International and local experience shows that customers increasingly prefer and use cash free methods of payment for public transport. The reason for this is the key benefits for customers including access to fare discounts, convenience, and ease of boarding allowing for faster journeys. Many customers also prefer to use non-cash payment in order to track and manage their travel budgets, and often, that of their dependants.
“Modern rail ticketing systems require customers to ‘tag-on’ and ‘tag-off’ at station platforms, and this is something that Council believes could be achieved with Snapper in the short term and swapped out when national ticketing is implemented in the future,” says cr Blakeley.
Metlink general manager, Scott Gallacher says no communities would be left behind if Snapper does roll out to rail.
“As we explore extending Snapper we’ll test and trial what works and what doesn’t with our passengers and communities across the region. Our goal is to encourage as many people to use public transport and to make sure that off-board cash payment options remain available for customers needing such options,” says Scott Gallacher.

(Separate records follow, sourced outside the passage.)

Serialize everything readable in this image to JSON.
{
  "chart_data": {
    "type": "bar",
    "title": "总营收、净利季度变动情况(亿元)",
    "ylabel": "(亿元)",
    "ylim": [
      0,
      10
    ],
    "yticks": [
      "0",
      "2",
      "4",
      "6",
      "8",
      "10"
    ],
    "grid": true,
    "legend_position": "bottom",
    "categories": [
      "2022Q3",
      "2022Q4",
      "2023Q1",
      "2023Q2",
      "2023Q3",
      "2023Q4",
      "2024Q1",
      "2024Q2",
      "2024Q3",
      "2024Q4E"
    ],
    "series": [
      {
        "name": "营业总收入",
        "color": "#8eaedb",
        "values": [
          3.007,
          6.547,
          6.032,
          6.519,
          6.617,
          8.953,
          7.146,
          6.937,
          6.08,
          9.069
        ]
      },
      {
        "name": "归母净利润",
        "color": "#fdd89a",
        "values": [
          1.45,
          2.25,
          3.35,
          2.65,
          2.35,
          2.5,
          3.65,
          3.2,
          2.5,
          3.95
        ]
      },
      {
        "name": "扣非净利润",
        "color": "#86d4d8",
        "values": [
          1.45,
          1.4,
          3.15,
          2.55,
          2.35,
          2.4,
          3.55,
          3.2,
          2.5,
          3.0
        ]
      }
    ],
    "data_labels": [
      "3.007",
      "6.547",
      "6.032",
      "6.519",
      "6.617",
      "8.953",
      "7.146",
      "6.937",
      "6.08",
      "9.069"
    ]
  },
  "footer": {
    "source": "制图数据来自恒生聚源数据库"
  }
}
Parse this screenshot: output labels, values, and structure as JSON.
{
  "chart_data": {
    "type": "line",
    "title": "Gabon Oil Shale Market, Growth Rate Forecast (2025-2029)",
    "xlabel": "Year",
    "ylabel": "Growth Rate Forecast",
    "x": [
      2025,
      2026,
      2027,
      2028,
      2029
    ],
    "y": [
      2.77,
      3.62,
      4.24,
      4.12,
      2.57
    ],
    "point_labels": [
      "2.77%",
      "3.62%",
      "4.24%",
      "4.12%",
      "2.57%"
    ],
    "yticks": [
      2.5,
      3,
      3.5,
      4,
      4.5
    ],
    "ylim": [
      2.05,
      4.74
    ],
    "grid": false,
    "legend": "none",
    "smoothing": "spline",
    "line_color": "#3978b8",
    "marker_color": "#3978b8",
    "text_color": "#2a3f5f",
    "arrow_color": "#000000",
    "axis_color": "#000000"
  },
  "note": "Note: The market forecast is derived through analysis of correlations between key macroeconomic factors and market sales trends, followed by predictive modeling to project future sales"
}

On Metlink’s buses, approximately 80% of fares are paid using Snapper. It is estimated 15% of Metlink rail fares are paid on board using cash with paper tickets still used as the primary fare collection method. On ferry, approximately 11% of boardings are paid for by on board cash payments.
“Our focus is on providing better services to passengers and, in our regular customer satisfaction survey, passengers tell us that convenience of paying is an area we can improve on with 68% of rail passengers currently satisfied compared to 78% with our bus passengers. Clearly there’s room for improvement here and Snapper on rail could have a profound impact,” says Scott Gallacher.
Following the decision by Council, Metlink will engage with relevant operators and communities on the feasibility of Snapper on rail and work with Waka Kotahi to ensure alignment with government direction and projects including national ticketing.